ENTRE finales del siglo XIX y comienzos del siglo XX, la Ellis Island de Nueva York fue considerada una puerta de entrada de la inmigración europea a los Estados Unidos. Hoy en día pisan su suelo más turistas que inmigrantes, habida cuenta que allí se enclava la Estatua de la Libertad. Con todo, hoy en día más de 100 millones de estadounidenses pueden encontrar entre sus antepasados a personas que pasaron por la Isla Ellis, y todavía viven muchas personas que pasaron por ella. Es un símbolo de cómo los pueblos migran en busca de tierras más amables. No conviene confundirles. El exiliado mira hacia el pasado, lamiéndose las heridas; el inmigrante mira hacia el futuro, dispuesto a aprovechar las oportunidades a su alcance. Y aquí, en Bizkaia, las oportunidades florecen como en un jardín botánico, con excelsos cuidados. ¿Es eso bueno o malo? La sociedad continúa preguntándoselo.

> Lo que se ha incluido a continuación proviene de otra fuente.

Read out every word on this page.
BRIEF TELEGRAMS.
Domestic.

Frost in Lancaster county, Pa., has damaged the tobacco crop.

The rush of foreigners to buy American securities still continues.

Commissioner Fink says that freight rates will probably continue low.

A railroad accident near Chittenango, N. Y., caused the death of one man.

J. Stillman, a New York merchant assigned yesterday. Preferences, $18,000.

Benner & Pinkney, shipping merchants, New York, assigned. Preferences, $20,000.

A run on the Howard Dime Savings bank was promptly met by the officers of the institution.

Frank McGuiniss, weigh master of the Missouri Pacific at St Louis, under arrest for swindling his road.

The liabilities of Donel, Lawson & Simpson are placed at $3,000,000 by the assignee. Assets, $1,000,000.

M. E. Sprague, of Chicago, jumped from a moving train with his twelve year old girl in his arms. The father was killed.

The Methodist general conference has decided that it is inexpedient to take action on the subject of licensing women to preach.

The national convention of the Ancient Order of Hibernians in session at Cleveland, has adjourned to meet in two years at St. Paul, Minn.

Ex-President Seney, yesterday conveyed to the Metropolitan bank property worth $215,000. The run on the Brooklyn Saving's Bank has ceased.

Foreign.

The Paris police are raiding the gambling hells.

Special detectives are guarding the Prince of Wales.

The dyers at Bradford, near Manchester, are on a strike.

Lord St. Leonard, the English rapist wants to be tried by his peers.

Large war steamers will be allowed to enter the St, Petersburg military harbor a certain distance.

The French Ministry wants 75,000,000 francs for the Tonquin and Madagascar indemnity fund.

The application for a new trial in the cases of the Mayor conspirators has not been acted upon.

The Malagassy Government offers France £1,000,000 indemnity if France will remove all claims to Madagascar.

Es complicado medir esta llegada. Hay quien piensa que el enemigo viene en limusina y no en patera y hay ejemplos que justifican sus pensamientos. Sin embargo, entre la población migrante también se cuelan individuos peligrosos e incluso gente jactanciosa que te considera medio tonto –lo he escuchado, creánme...– por darles “algo a cambio de nada”. No conviene caer en esa provocación. Creo que fue el premio nobel Günter Grass quien dijo que “Europa no debería tener tanto miedo de la inmigración: todas las grandes culturas surgieron a partir de formas de mestizaje.” Pensemos de nuevo en Ellis Island.

Ya sé que hay muy variados modelos, ya lo sé. En griego antiguo la palabra que se usa para designar al huésped o al invitado, y la palabra que se usa para designar al extranjero, son el mismo término: xénos. Hoy en día no les equiparamos, les miramos con recelo. Tanto tirmpo y hemos ido hacia atrás.